The Leeds office holds records relating to the Jewish community including the papers of David Makofski, Chairman of the Council for German Jewry Refugee Committee. The Makofski trainee books contain the applications of Jewish trainees with photographs, their date of arrival and proposed employers. Many trainees went to work for the Burton Clothing Company whose archives they also hold. The Burton collection covers the history of the huge tailoring company set up by Montague Burton in 1903 which still exists today as part of the Arcadia Group.

At the Wakefield office, within the Leeds City Police Collection, are a set of records called “Alien Files”. The term “alien” refers to anyone who moved to the area from abroad and these files provide a wealth of information about immigration to Britain during the 19th-20th century. Each file, many of which relate to Jewish immigrants, can include the individual’s background, their circumstances leading to their arrival in the UK and details about their families.

Access Information

The archives are open to the public, and can be accessed by appointment. The archive recommends booking two weeks in advance of visiting, and some collections may require the permission of the depositor prior to access.

Opening times vary between the archive offices and can be found on their website. Access requests, and other questions should be emailed to the archive at archives@wyjs.org.uk

Online Accessibility

The archive has an online catalogue available and some of the Jewish collections have been digitised. Images from these collections can be found on the archive’s Instagram account, and the archive’s blog has published several articles relating to Jewish content in the collection.

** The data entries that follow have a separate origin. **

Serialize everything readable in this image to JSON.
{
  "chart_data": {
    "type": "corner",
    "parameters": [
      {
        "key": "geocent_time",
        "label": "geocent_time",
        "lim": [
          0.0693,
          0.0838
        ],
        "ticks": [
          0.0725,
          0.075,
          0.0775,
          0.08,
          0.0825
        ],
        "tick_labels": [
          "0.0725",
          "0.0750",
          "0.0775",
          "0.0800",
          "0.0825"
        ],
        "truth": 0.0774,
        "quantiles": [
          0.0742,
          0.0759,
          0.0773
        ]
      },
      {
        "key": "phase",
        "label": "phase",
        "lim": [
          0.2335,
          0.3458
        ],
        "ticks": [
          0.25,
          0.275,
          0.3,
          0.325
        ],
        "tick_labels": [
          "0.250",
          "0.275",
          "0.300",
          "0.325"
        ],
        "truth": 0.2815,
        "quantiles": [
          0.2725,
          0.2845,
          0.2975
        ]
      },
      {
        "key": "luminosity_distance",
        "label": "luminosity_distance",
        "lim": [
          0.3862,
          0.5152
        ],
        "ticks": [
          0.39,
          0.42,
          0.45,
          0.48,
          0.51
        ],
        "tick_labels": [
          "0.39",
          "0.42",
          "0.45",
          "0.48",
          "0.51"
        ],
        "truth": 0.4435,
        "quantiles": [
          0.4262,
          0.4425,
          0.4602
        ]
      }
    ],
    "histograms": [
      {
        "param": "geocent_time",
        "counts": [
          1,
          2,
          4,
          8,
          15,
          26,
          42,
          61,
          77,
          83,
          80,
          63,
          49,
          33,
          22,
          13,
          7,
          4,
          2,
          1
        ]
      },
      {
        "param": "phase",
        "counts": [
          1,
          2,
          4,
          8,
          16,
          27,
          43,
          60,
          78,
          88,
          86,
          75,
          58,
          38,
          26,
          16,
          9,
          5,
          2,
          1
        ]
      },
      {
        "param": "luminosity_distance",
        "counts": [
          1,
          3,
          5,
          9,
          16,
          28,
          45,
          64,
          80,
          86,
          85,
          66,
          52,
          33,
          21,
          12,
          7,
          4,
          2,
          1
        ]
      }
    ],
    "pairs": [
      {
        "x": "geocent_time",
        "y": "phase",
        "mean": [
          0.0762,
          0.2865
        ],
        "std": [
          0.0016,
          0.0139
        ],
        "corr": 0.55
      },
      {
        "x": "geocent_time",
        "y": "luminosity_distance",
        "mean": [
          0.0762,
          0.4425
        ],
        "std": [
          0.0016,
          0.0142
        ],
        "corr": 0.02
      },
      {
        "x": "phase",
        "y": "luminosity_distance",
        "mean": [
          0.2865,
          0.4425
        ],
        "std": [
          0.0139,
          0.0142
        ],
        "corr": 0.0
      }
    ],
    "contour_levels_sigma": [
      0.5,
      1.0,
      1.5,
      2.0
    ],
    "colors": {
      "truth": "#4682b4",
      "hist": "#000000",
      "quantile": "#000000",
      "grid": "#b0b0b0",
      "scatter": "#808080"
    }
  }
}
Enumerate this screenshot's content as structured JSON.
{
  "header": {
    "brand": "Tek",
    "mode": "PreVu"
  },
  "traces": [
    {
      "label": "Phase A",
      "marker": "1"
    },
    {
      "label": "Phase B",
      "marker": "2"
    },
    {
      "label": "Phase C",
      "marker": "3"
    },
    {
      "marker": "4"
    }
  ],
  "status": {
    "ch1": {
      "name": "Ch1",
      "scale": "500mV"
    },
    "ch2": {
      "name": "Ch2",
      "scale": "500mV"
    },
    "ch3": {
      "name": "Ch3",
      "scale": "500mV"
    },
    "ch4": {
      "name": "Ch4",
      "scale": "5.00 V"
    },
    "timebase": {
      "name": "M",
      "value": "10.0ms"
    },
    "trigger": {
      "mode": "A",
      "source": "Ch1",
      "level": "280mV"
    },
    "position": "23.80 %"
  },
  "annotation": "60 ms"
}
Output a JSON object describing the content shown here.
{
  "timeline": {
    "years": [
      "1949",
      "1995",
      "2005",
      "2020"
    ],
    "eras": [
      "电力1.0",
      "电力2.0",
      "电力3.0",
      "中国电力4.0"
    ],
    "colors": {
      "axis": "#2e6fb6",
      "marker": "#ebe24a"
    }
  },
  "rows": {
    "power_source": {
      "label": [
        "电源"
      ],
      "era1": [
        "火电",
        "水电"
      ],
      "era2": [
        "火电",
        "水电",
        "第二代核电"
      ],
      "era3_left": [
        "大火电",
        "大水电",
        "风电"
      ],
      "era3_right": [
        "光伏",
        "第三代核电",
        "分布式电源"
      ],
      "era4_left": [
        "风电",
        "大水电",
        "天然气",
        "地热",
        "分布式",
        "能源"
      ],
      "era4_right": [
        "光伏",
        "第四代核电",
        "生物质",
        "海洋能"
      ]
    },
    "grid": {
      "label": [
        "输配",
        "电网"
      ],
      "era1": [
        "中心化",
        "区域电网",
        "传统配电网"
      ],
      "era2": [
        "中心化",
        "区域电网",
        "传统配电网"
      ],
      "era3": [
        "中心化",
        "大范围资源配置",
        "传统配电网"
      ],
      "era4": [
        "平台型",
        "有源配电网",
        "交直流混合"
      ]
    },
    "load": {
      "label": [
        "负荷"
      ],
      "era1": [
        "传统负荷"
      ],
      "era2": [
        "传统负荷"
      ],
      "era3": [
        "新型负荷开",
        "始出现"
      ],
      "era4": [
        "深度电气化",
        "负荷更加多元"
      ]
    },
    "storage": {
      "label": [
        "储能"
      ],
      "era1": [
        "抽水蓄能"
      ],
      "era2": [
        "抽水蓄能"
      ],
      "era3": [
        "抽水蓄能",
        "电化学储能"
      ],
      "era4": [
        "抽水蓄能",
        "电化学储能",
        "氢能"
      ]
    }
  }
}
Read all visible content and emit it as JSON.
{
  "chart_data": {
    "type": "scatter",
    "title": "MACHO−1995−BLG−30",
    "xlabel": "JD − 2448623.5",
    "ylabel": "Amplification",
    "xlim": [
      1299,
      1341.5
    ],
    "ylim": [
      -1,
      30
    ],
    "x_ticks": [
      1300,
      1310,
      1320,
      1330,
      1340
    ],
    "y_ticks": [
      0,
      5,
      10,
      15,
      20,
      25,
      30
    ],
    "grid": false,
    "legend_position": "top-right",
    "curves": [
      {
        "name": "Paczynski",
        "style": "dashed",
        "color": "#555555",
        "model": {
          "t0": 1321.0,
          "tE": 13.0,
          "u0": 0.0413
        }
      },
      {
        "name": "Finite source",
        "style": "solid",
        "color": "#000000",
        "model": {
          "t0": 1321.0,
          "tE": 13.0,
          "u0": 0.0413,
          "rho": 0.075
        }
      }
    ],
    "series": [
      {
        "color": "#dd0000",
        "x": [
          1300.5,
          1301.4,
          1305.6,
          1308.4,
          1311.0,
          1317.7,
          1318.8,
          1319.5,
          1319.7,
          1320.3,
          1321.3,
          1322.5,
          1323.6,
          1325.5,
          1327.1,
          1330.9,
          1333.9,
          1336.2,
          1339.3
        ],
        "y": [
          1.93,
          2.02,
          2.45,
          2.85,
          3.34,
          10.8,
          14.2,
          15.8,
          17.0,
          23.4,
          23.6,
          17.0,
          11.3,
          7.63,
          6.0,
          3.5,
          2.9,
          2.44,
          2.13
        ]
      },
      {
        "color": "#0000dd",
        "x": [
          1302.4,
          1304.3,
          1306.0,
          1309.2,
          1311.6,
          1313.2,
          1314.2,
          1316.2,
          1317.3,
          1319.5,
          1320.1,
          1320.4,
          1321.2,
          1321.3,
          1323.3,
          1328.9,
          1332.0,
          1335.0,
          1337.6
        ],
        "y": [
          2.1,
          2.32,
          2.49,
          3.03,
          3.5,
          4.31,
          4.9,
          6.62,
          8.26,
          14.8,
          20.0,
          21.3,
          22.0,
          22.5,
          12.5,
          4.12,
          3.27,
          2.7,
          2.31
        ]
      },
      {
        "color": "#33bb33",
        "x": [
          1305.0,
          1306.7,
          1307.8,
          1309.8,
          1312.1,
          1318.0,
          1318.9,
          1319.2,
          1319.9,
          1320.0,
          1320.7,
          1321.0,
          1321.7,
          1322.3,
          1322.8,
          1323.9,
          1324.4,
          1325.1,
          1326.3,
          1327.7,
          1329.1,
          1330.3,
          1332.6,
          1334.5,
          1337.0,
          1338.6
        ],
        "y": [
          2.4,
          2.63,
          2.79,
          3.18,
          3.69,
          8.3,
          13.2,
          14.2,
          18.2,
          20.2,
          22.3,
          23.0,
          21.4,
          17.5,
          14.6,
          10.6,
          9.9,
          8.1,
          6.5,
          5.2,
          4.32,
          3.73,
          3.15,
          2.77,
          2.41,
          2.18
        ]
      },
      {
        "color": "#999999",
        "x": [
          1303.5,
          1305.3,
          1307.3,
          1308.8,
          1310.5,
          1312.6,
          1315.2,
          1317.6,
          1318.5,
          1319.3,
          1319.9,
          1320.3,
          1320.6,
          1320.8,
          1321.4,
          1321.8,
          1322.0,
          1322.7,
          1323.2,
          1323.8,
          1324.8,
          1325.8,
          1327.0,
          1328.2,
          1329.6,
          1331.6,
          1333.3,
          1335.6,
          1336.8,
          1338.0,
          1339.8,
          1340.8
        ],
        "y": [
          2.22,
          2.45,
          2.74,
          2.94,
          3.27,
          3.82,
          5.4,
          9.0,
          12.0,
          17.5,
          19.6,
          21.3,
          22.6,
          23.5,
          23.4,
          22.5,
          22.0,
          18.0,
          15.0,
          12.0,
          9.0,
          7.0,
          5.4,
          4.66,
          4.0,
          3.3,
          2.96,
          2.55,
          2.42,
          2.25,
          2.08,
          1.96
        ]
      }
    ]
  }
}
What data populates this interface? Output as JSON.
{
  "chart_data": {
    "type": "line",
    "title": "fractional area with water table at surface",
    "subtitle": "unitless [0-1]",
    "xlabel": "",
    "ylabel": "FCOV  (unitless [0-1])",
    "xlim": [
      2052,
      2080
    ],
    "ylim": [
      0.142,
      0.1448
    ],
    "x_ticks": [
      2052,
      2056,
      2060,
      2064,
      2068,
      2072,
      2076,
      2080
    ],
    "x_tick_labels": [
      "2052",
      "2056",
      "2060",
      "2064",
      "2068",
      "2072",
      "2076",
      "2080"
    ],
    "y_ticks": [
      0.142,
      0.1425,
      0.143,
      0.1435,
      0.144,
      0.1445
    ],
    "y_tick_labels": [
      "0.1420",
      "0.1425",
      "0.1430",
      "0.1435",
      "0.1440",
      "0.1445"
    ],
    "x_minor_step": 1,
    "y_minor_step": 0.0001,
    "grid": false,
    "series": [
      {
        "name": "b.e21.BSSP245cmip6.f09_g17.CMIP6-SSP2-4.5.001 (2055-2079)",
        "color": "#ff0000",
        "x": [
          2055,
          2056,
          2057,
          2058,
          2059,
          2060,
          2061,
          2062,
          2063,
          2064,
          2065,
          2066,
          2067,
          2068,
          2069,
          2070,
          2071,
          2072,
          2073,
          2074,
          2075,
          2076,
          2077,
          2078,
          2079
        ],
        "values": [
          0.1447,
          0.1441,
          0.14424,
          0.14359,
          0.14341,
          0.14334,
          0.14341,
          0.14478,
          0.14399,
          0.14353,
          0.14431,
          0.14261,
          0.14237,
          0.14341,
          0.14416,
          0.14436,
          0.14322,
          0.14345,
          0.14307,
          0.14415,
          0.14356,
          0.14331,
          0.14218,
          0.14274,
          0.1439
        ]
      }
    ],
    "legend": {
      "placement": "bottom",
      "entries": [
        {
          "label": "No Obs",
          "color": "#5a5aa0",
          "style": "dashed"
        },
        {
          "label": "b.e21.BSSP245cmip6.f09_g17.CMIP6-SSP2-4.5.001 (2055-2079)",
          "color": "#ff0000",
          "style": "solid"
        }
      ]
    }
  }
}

https://www.wyjs.org.uk/archive-service

Family History | ImmigrationPartially online

Jewish Genealogical Society of Great Britain

The Jewish Genealogical Society of Great Britain (JGSGB) is an organisation for the study and encouragement of Jewish genealogy in Great Britain. The Society library contains a large collection of reference books and other published materials for genealogical research.

Archive Description

The Jewish Genealogical Society of Great Britain (JGSGB) was founded in March 1992 to help beginners and experienced researchers learn and discover more about genealogy, to encourage genealogical research, and to promote the preservation of Jewish genealogical records and resources.

The Society’s Library contains more than a thousand reference books and other items including journals and manuscripts. It is unique in the UK for concentrating specifically on Jewish genealogy and for placing specific emphasis on resources to help those tracing Jewish ancestors.

The geographical coverage seeks to be worldwide with special emphasis on London and regional UK communities including Wales, Scotland and Ireland. The library holds copies of synagogue registers such as the Great, New and Hambro synagogues in London, the Spanish and Portuguese congregation at Bevis Marks, also cemetery inscriptions, communal histories, and a major collection on Irish Jewry 1700-2016. Biographical material in the collection also covers Jews in the armed services.

Access Information

The library is open to members of the society and the general public and details can be found on the JGSGB website. No identification is required but the Society asks that users notify them in advance. Enquiries and requests for access can be sent to library@jgsgb.org.uk or through the contact form on its website.

Online Accessibility

The Society library has a catalogue available online, and has a large number of research resources available on the Society website.